Obbligatorio cancellare da internet contenuti illeciti

Il pubblico ministero potrà conservare i dati di traffico fino a 24 mesi. I provider su Internet saranno obbligati a oscurare i contenuti illeciti legati ai reati di terrorismo, pubblicati dagli utenti. L’uso del Web e di strumenti informatici per perpetrare reati di terrorismo (arruolamento di foreign fighters, propaganda, ecc.) diventa un’aggravante che comporta l’obbligo di arresto in flagranza.

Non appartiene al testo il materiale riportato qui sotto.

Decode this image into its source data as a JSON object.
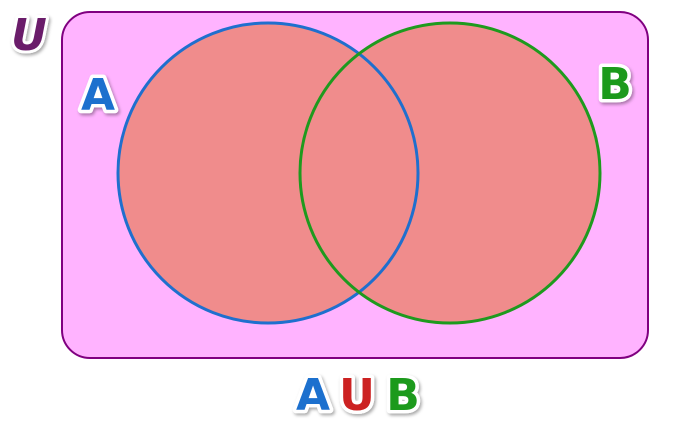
{
  "universe": {
    "label": "U",
    "fill": "#ffb3ff",
    "stroke": "#800080",
    "label_color": "#6a1b6a"
  },
  "sets": [
    {
      "label": "A",
      "color": "#1f6fce",
      "fill": "#f08c8c"
    },
    {
      "label": "B",
      "color": "#1e9a1e",
      "fill": "#f08c8c"
    }
  ],
  "caption": {
    "left": "A",
    "operator": "U",
    "right": "B",
    "left_color": "#1f6fce",
    "operator_color": "#cc2222",
    "right_color": "#1e9a1e"
  }
}
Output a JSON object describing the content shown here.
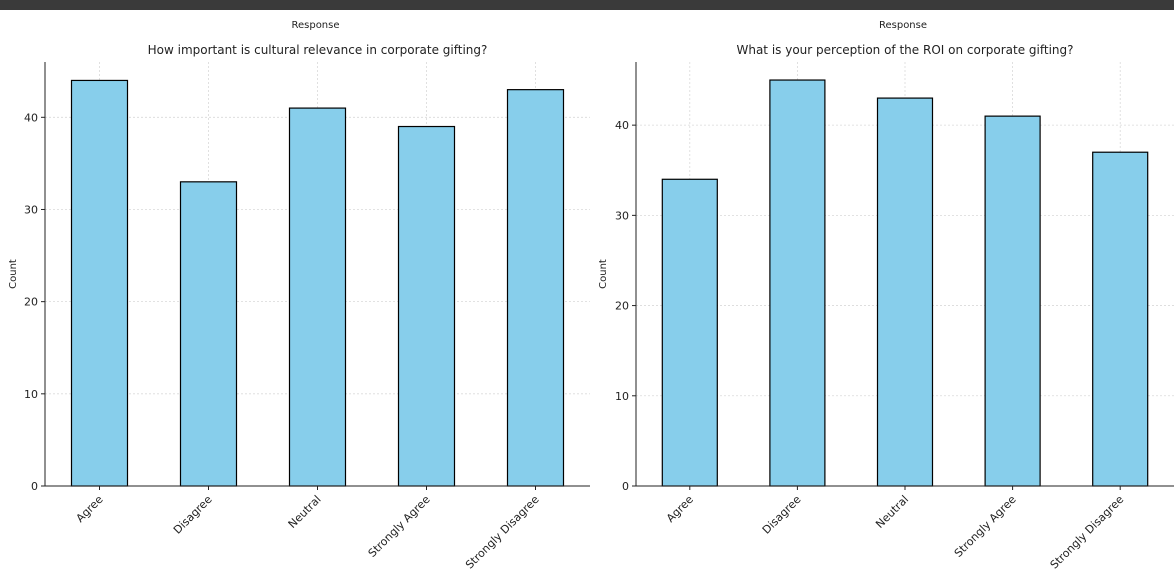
{
  "chart_data": [
    {
      "type": "bar",
      "super_label": "Response",
      "title": "How important is cultural relevance in corporate gifting?",
      "xlabel": "",
      "ylabel": "Count",
      "categories": [
        "Agree",
        "Disagree",
        "Neutral",
        "Strongly Agree",
        "Strongly Disagree"
      ],
      "values": [
        44,
        33,
        41,
        39,
        43
      ],
      "ylim": [
        0,
        46
      ],
      "yticks": [
        0,
        10,
        20,
        30,
        40
      ],
      "grid": true,
      "bar_color": "#87ceeb"
    },
    {
      "type": "bar",
      "super_label": "Response",
      "title": "What is your perception of the ROI on corporate gifting?",
      "xlabel": "",
      "ylabel": "Count",
      "categories": [
        "Agree",
        "Disagree",
        "Neutral",
        "Strongly Agree",
        "Strongly Disagree"
      ],
      "values": [
        34,
        45,
        43,
        41,
        37
      ],
      "ylim": [
        0,
        47
      ],
      "yticks": [
        0,
        10,
        20,
        30,
        40
      ],
      "grid": true,
      "bar_color": "#87ceeb"
    }
  ]
}
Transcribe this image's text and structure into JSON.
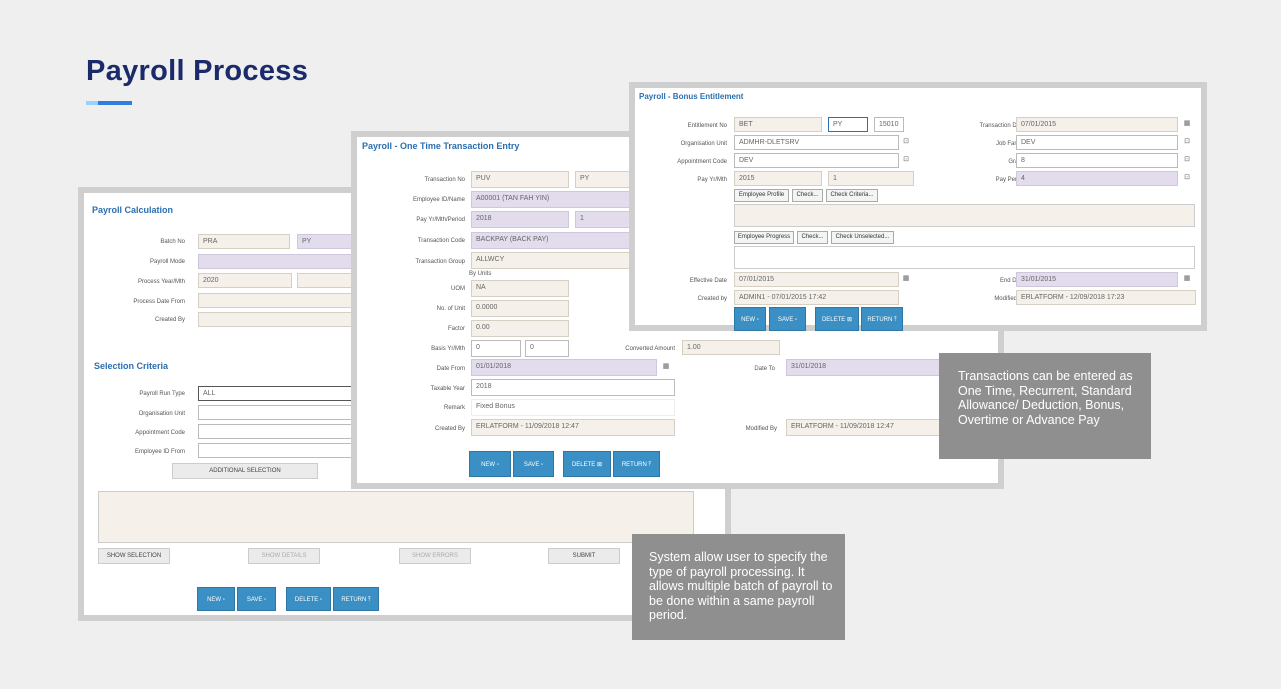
{
  "page": {
    "title": "Payroll Process"
  },
  "calc": {
    "title": "Payroll Calculation",
    "batch_no_label": "Batch No",
    "batch_no": "PRA",
    "batch_no_b": "PY",
    "payroll_mode_label": "Payroll Mode",
    "process_ym_label": "Process Year/Mth",
    "process_ym": "2020",
    "process_date_from_label": "Process Date From",
    "created_by_label": "Created By",
    "section": "Selection Criteria",
    "run_type_label": "Payroll Run Type",
    "run_type": "ALL",
    "org_unit_label": "Organisation Unit",
    "appointment_code_label": "Appointment Code",
    "employee_id_from_label": "Employee ID From",
    "additional_selection": "ADDITIONAL SELECTION",
    "show_selection": "SHOW SELECTION",
    "show_details": "SHOW DETAILS",
    "show_errors": "SHOW ERRORS",
    "submit": "SUBMIT",
    "new": "NEW ▫",
    "save": "SAVE ▫",
    "delete": "DELETE ▫",
    "return": "RETURN ⤒"
  },
  "one": {
    "title": "Payroll - One Time Transaction Entry",
    "transaction_no_label": "Transaction No",
    "transaction_no": "PUV",
    "transaction_no_b": "PY",
    "employee_label": "Employee ID/Name",
    "employee": "A00001 (TAN FAH YIN)",
    "pay_label": "Pay Yr/Mth/Period",
    "pay_year": "2018",
    "pay_period": "1",
    "trx_code_label": "Transaction Code",
    "trx_code": "BACKPAY (BACK PAY)",
    "trx_group_label": "Transaction Group",
    "trx_group": "ALLWCY",
    "by_units": "By Units",
    "uom_label": "UOM",
    "uom": "NA",
    "units_label": "No. of Unit",
    "units": "0.0000",
    "factor_label": "Factor",
    "factor": "0.00",
    "basis_label": "Basis Yr/Mth",
    "basis_a": "0",
    "basis_b": "0",
    "converted_label": "Converted Amount",
    "converted": "1.00",
    "date_from_label": "Date From",
    "date_from": "01/01/2018",
    "date_to_label": "Date To",
    "date_to": "31/01/2018",
    "taxable_year_label": "Taxable Year",
    "taxable_year": "2018",
    "remark_label": "Remark",
    "remark": "Fixed Bonus",
    "created_by_label": "Created By",
    "created_by": "ERLATFORM - 11/09/2018 12:47",
    "modified_by_label": "Modified By",
    "modified_by": "ERLATFORM - 11/09/2018 12:47",
    "new": "NEW ▫",
    "save": "SAVE ▫",
    "delete": "DELETE ⊠",
    "return": "RETURN ⤒"
  },
  "bonus": {
    "title": "Payroll - Bonus Entitlement",
    "entitlement_label": "Entitlement No",
    "entitlement_a": "BET",
    "entitlement_b": "PY",
    "entitlement_c": "15010",
    "trx_date_label": "Transaction Date",
    "trx_date": "07/01/2015",
    "org_unit_label": "Organisation Unit",
    "org_unit": "ADMHR-DLETSRV",
    "job_family_label": "Job Family",
    "job_family": "DEV",
    "appt_code_label": "Appointment Code",
    "appt_code": "DEV",
    "grade_label": "Grade",
    "grade": "8",
    "pay_label": "Pay Yr/Mth",
    "pay_year": "2015",
    "pay_month": "1",
    "pay_period_label": "Pay Period",
    "pay_period": "4",
    "employee_profile": "Employee Profile",
    "check1": "Check...",
    "check_criteria": "Check Criteria...",
    "employee_progress": "Employee Progress",
    "check2": "Check...",
    "check_unselected": "Check Unselected...",
    "effective_date_label": "Effective Date",
    "effective_date": "07/01/2015",
    "end_date_label": "End Date",
    "end_date": "31/01/2015",
    "created_by_label": "Created by",
    "created_by": "ADMIN1 - 07/01/2015 17:42",
    "modified_by_label": "Modified by",
    "modified_by": "ERLATFORM - 12/09/2018 17:23",
    "new": "NEW ▫",
    "save": "SAVE ▫",
    "delete": "DELETE ⊠",
    "return": "RETURN ⤒"
  },
  "captions": {
    "transactions": "Transactions can be entered as One Time, Recurrent, Standard Allowance/ Deduction, Bonus, Overtime or Advance Pay",
    "system": "System allow user to specify the type of payroll processing. It allows multiple batch of payroll to be done within a same payroll period."
  },
  "icons": {
    "calendar": "calendar-icon",
    "lookup": "lookup-icon"
  },
  "colors": {
    "title": "#1b2a6b",
    "accent": "#2f7de1",
    "button": "#3a8fc4",
    "caption": "#8f8f8f"
  }
}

Rinviato l’esame del provvedimento

Slitta a giovedì mattina l’esame del decreto antiterrorismo in Aula a Montecitorio. La sospensione di due ore e mezzo accordata nel pomeriggio di mercoledì in attesa di un parere della Bilancio non è servita a sbloccare la situazione: alla ripresa dei lavori, alle 18.30, il presidente della Bilancio della Camera, Francesco Boccia ha informato l’assemblea che manca ancora il parere governo perché la commissione possa dare il suo via libera al decreto: i dubbi riguardano le coperture di alcuni emendamenti. I gruppi, quindi, hanno chiesto di rinviare di 24 ore l’esame. La presidente di turno, Marina Sereni, ha così aggiornato la seduta alle 9 di giovedì.

Il rischio «invasione del domicilio informatico»

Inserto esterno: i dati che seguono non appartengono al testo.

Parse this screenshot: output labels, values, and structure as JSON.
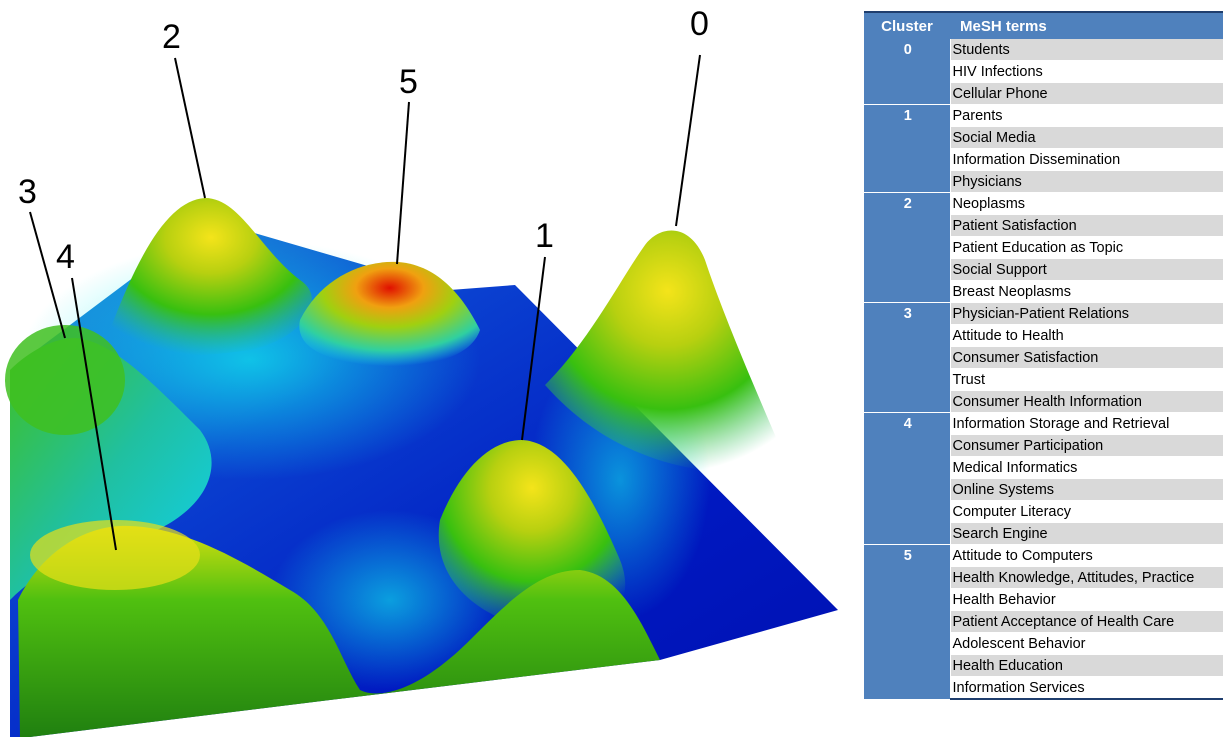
{
  "peak_labels": [
    "0",
    "1",
    "2",
    "3",
    "4",
    "5"
  ],
  "table": {
    "headers": {
      "cluster": "Cluster",
      "terms": "MeSH terms"
    },
    "clusters": [
      {
        "id": "0",
        "terms": [
          "Students",
          "HIV Infections",
          "Cellular Phone"
        ]
      },
      {
        "id": "1",
        "terms": [
          "Parents",
          "Social Media",
          "Information Dissemination",
          "Physicians"
        ]
      },
      {
        "id": "2",
        "terms": [
          "Neoplasms",
          "Patient Satisfaction",
          "Patient Education as Topic",
          "Social Support",
          "Breast Neoplasms"
        ]
      },
      {
        "id": "3",
        "terms": [
          "Physician-Patient Relations",
          "Attitude to Health",
          "Consumer Satisfaction",
          "Trust",
          "Consumer Health Information"
        ]
      },
      {
        "id": "4",
        "terms": [
          "Information Storage and Retrieval",
          "Consumer Participation",
          "Medical Informatics",
          "Online Systems",
          "Computer Literacy",
          "Search Engine"
        ]
      },
      {
        "id": "5",
        "terms": [
          "Attitude to Computers",
          "Health Knowledge, Attitudes, Practice",
          "Health Behavior",
          "Patient Acceptance of Health Care",
          "Adolescent Behavior",
          "Health Education",
          "Information Services"
        ]
      }
    ]
  },
  "colors": {
    "header_blue": "#4f81bd",
    "row_gray": "#d9d9d9",
    "surface_low": "#0010c0",
    "surface_mid": "#10e0f0",
    "surface_green": "#30c010",
    "surface_peak": "#f0e010",
    "surface_top": "#e01000"
  }
}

Intanto però in rete è scoppiata la polemica sulle nuove norme. Nel mirino il comma 1 dell’articolo 266 bis del decreto, che consente «l’intercettazione del flusso di comunicazioni anche attraverso l’impiego di strumenti o programmi informatici per l’acquisizione da remoto delle comunicazioni e dei dati presenti in un sistema informatico». Secondo Stefano Quintarelli (deputato di Scelta civica e uno dei «padri» di Internet in Italia), con questo emendamento l’Italia diventa il primo Paese europeo che rende legale la «remote computer searches»: «Il fatto grave è che non lo fa in relazione a specifici reati di matrice terroristica ma per tutti i reati commessi mediante l’impiego di tecnologie informatiche o telematiche». Il rischio? Che sia «consentito violare da remoto in modo occulto il domicilio informatico dei cittadini», ma al di fuori «delle regole e dei limiti dettati per ognuna di esse dal Codice di procedura penale», consentendo quindi ai «captatori informatici» di compiere «una delle operazioni più invasive che lo Stato possa fare nei confronti dei cittadini».

I dubbi del Garante

A destare invece i dubbi del garante della privacy, Antonello Soro, espressi martedì prima della loro approvazione da parte delle Commissioni, sono le norme che autorizzano la polizia a effettuare le intercettazioni preventive dei sospettati sulle reti informatiche, utilizzando programmi per acquisire «da remoto» le comunicazioni su social, come «whatssup» o altre piattaforme. L’altra misura oggetto delle perplessità di Soro è quella che porta a 2 anni il termine di conservazione dei dati di traffico telematico e delle chiamate senza risposta (oggi rispettivamente di un anno e di un mese).